Kegiatan ini menekankan pentingnya membangun lingkungan sekolah yang aman, inklusif, dan saling menghargai, serta menanamkan nilai anti kekerasan di kalangan pelajar.
Dalam sesi ketiga, narasumber mengulas pentingnya kecerdasan digital di era teknologi informasi.
Yusnar menjelaskan bahwa media sosial memiliki dua sisi: positif sebagai sarana edukasi dan komunikasi, namun juga negatif jika disalahgunakan untuk penyebaran hoaks, ujaran kebencian, atau cyberbullying.
Ia juga menguraikan pokok-pokok Undang-Undang Republik Indonesia Nomor 1 Tahun 2024 tentang Perubahan Kedua Atas Undang-Undang Nomor 11 Tahun 2008 tentang Informasi dan Transaksi Elektronik (ITE), agar pelajar memahami batasan hukum dalam menggunakan media digital.
“Gunakan media sosial untuk hal-hal produktif. Jangan sampai jari kita menjadi penyebab masalah hukum,” pesannya di hadapan para pelajar.
Kegiatan berlangsung interaktif melalui sesi tanya jawab antara narasumber dan siswa, membahas beragam isu aktual mulai dari Napza, bullying, hingga cara bermedia sosial yang bijak.
Sebanyak 100 pelajar dan guru SMK Negeri 8 Batam hadir dalam kegiatan ini, disambut langsung oleh Kepala Sekolah Sholekhah Nurul Bariyah, S.Pd., M.Ak.

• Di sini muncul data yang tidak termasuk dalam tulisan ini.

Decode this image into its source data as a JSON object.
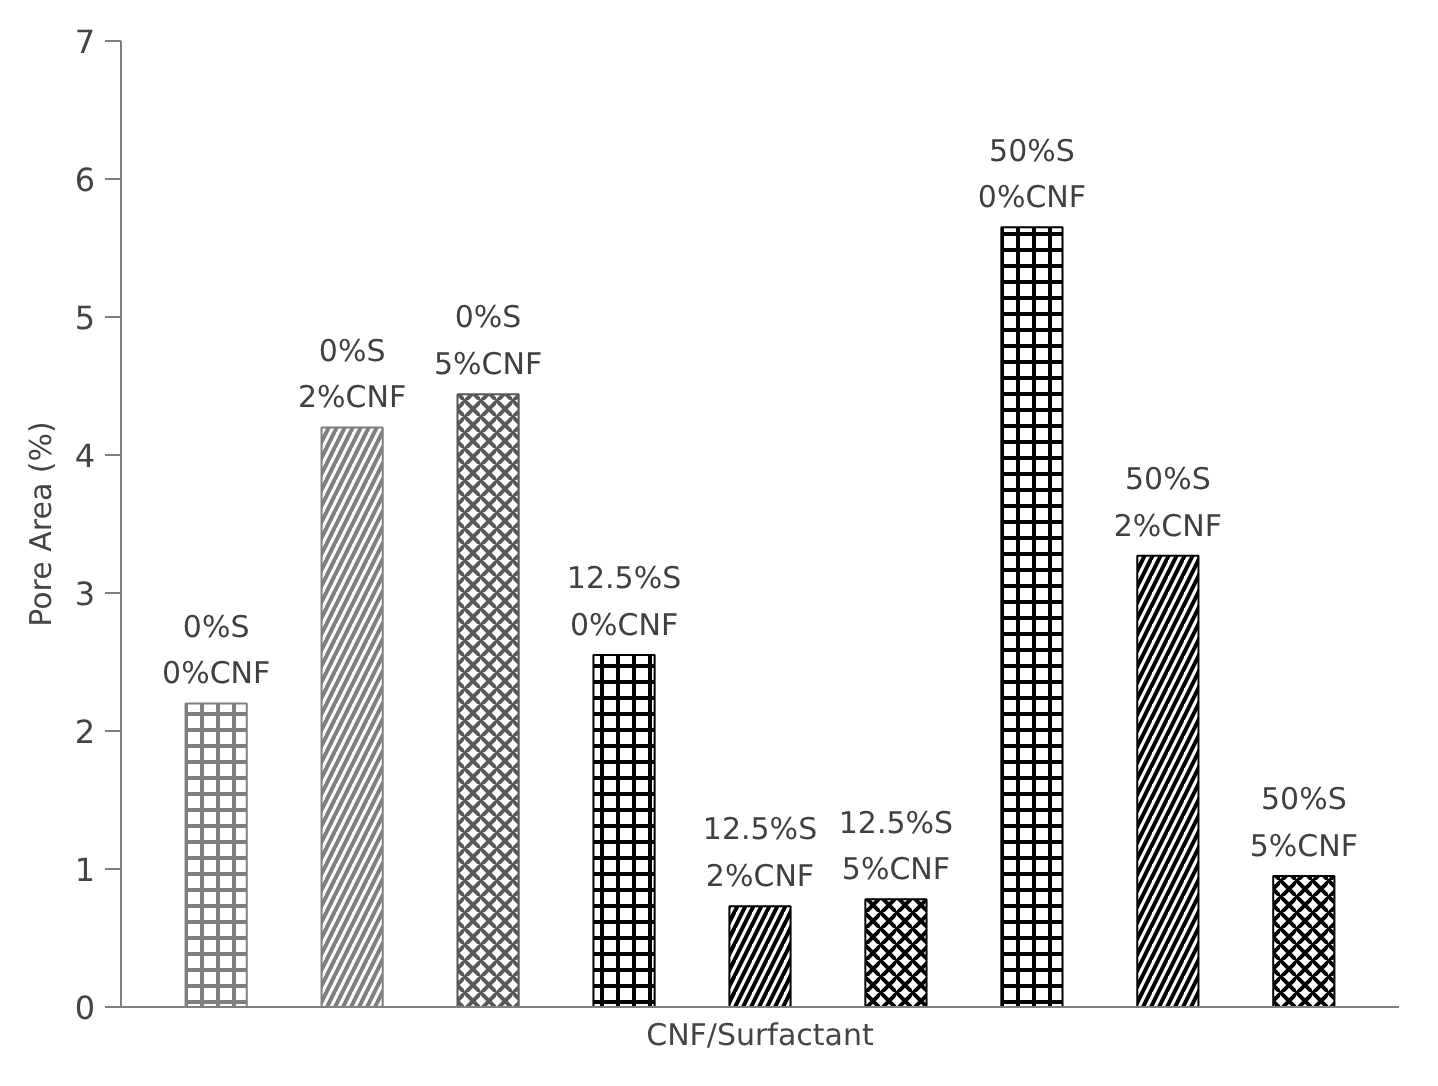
{
  "chart_data": {
    "type": "bar",
    "xlabel": "CNF/Surfactant",
    "ylabel": "Pore Area (%)",
    "categories": [
      "0%S\n0%CNF",
      "0%S\n2%CNF",
      "0%S\n5%CNF",
      "12.5%S\n0%CNF",
      "12.5%S\n2%CNF",
      "12.5%S\n5%CNF",
      "50%S\n0%CNF",
      "50%S\n2%CNF",
      "50%S\n5%CNF"
    ],
    "values": [
      2.2,
      4.2,
      4.44,
      2.55,
      0.73,
      0.78,
      5.65,
      3.27,
      0.95
    ],
    "colors": [
      "#7f7f7f",
      "#7f7f7f",
      "#595959",
      "#000000",
      "#000000",
      "#000000",
      "#000000",
      "#000000",
      "#000000"
    ],
    "ylim": [
      0,
      7
    ],
    "yticks": [
      0,
      1,
      2,
      3,
      4,
      5,
      6,
      7
    ],
    "grid": false
  }
}
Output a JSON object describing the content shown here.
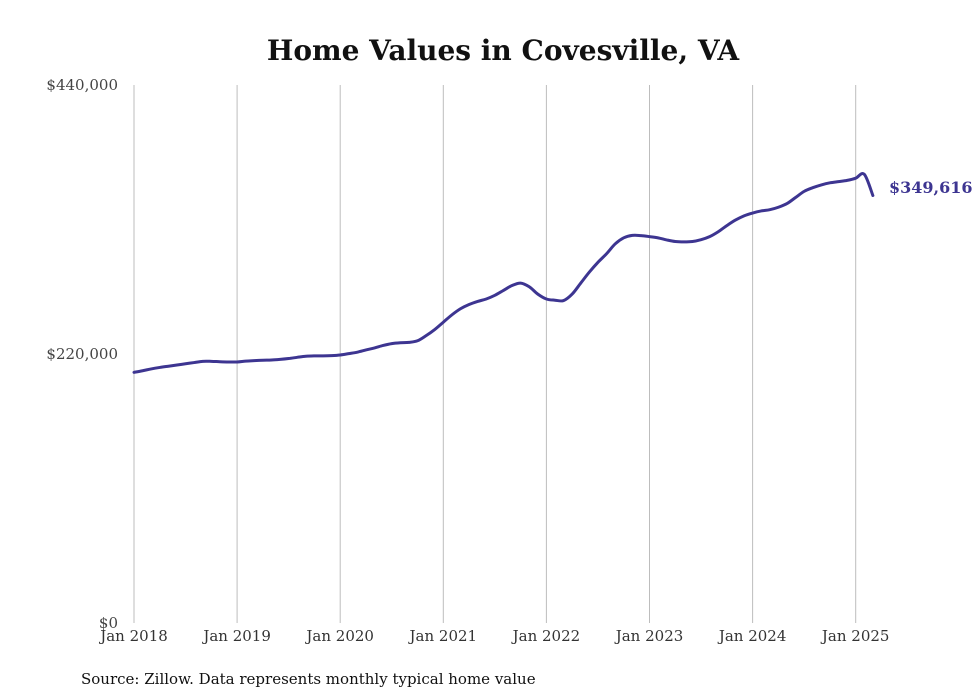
{
  "chart_data": {
    "type": "line",
    "title": "Home Values in Covesville, VA",
    "xlabel": "",
    "ylabel": "",
    "ylim": [
      0,
      440000
    ],
    "yticks": [
      0,
      220000,
      440000
    ],
    "ytick_labels": [
      "$0",
      "$220,000",
      "$440,000"
    ],
    "xlim": [
      "2018-01",
      "2025-03"
    ],
    "xtick_labels": [
      "Jan 2018",
      "Jan 2019",
      "Jan 2020",
      "Jan 2021",
      "Jan 2022",
      "Jan 2023",
      "Jan 2024",
      "Jan 2025"
    ],
    "grid": "vertical",
    "legend": "none",
    "line_color": "#3d3591",
    "end_label": "$349,616",
    "source": "Source: Zillow. Data represents monthly typical home value",
    "series": [
      {
        "x": [
          "2018-01",
          "2018-02",
          "2018-03",
          "2018-04",
          "2018-05",
          "2018-06",
          "2018-07",
          "2018-08",
          "2018-09",
          "2018-10",
          "2018-11",
          "2018-12",
          "2019-01",
          "2019-02",
          "2019-03",
          "2019-04",
          "2019-05",
          "2019-06",
          "2019-07",
          "2019-08",
          "2019-09",
          "2019-10",
          "2019-11",
          "2019-12",
          "2020-01",
          "2020-02",
          "2020-03",
          "2020-04",
          "2020-05",
          "2020-06",
          "2020-07",
          "2020-08",
          "2020-09",
          "2020-10",
          "2020-11",
          "2020-12",
          "2021-01",
          "2021-02",
          "2021-03",
          "2021-04",
          "2021-05",
          "2021-06",
          "2021-07",
          "2021-08",
          "2021-09",
          "2021-10",
          "2021-11",
          "2021-12",
          "2022-01",
          "2022-02",
          "2022-03",
          "2022-04",
          "2022-05",
          "2022-06",
          "2022-07",
          "2022-08",
          "2022-09",
          "2022-10",
          "2022-11",
          "2022-12",
          "2023-01",
          "2023-02",
          "2023-03",
          "2023-04",
          "2023-05",
          "2023-06",
          "2023-07",
          "2023-08",
          "2023-09",
          "2023-10",
          "2023-11",
          "2023-12",
          "2024-01",
          "2024-02",
          "2024-03",
          "2024-04",
          "2024-05",
          "2024-06",
          "2024-07",
          "2024-08",
          "2024-09",
          "2024-10",
          "2024-11",
          "2024-12",
          "2025-01",
          "2025-02",
          "2025-03"
        ],
        "values": [
          205000,
          206300,
          207800,
          209000,
          210000,
          211000,
          212000,
          213000,
          214000,
          214000,
          213700,
          213500,
          213500,
          214200,
          214600,
          214900,
          215100,
          215600,
          216300,
          217300,
          218200,
          218500,
          218500,
          218700,
          219200,
          220300,
          221500,
          223300,
          225000,
          227000,
          228500,
          229200,
          229500,
          230800,
          235000,
          240000,
          246000,
          252000,
          257000,
          260500,
          263000,
          265000,
          268000,
          272000,
          276000,
          278000,
          275000,
          269000,
          265000,
          264000,
          263700,
          269000,
          278000,
          287000,
          295000,
          302000,
          310000,
          315000,
          317000,
          316800,
          316000,
          315000,
          313300,
          312000,
          311700,
          312000,
          313500,
          316000,
          320000,
          325000,
          329500,
          333000,
          335300,
          337000,
          338000,
          340000,
          343000,
          348000,
          353000,
          356000,
          358300,
          360000,
          361000,
          362000,
          363800,
          367000,
          349616
        ]
      }
    ]
  }
}
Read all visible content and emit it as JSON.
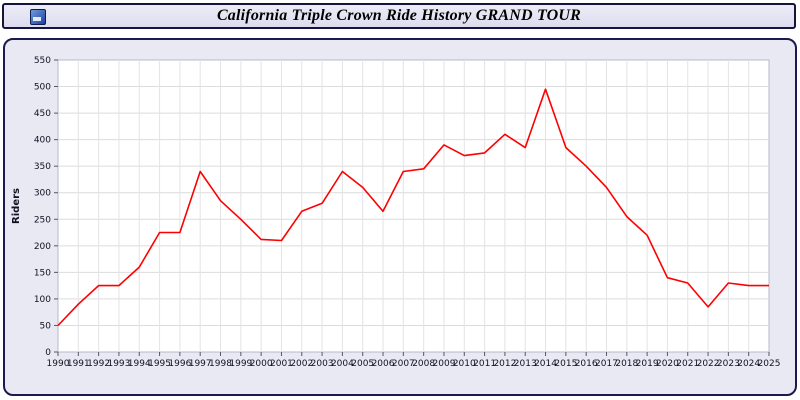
{
  "header": {
    "title": "California Triple Crown Ride History GRAND TOUR"
  },
  "colors": {
    "line": "#ff0000",
    "panel_bg": "#e9e9f4",
    "titlebar_bg": "#e3e3f2",
    "border": "#1a1a4e",
    "grid": "#dcdcdc",
    "plot_bg": "#ffffff"
  },
  "chart_data": {
    "type": "line",
    "title": "California Triple Crown Ride History GRAND TOUR",
    "xlabel": "",
    "ylabel": "Riders",
    "ylim": [
      0,
      550
    ],
    "ytick_step": 50,
    "grid": true,
    "legend": "none",
    "line_color": "#ff0000",
    "categories": [
      "1990",
      "1991",
      "1992",
      "1993",
      "1994",
      "1995",
      "1996",
      "1997",
      "1998",
      "1999",
      "2000",
      "2001",
      "2002",
      "2003",
      "2004",
      "2005",
      "2006",
      "2007",
      "2008",
      "2009",
      "2010",
      "2011",
      "2012",
      "2013",
      "2014",
      "2015",
      "2016",
      "2017",
      "2018",
      "2019",
      "2020",
      "2021",
      "2022",
      "2023",
      "2024",
      "2025"
    ],
    "values": [
      50,
      90,
      125,
      125,
      160,
      225,
      225,
      340,
      285,
      250,
      212,
      210,
      265,
      280,
      340,
      310,
      265,
      340,
      345,
      390,
      370,
      375,
      410,
      385,
      495,
      385,
      350,
      310,
      255,
      220,
      140,
      130,
      85,
      130,
      125,
      125
    ]
  }
}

Sholekhah mengapresiasi kehadiran Kejati Kepri yang dinilai sangat membantu sekolah dalam menanamkan karakter dan kesadaran hukum bagi peserta didik.
“Program Jaksa Masuk Sekolah ini luar biasa. Anak-anak kami jadi lebih paham tentang hukum dan tahu bagaimana menghindari hal-hal yang berisiko merusak masa depan mereka,” ujarnya.
Melalui Program Jaksa Masuk Sekolah (JMS), Kejati Kepri berupaya menumbuhkan generasi muda yang taat hukum, beretika digital, dan bermental tangguh.
Program ini diharapkan terus berlanjut ke sekolah-sekolah lain di seluruh Kepulauan Riau, sebagai bagian dari upaya menciptakan masyarakat yang sadar hukum dan berkarakter kuat menghadapi tantangan zaman.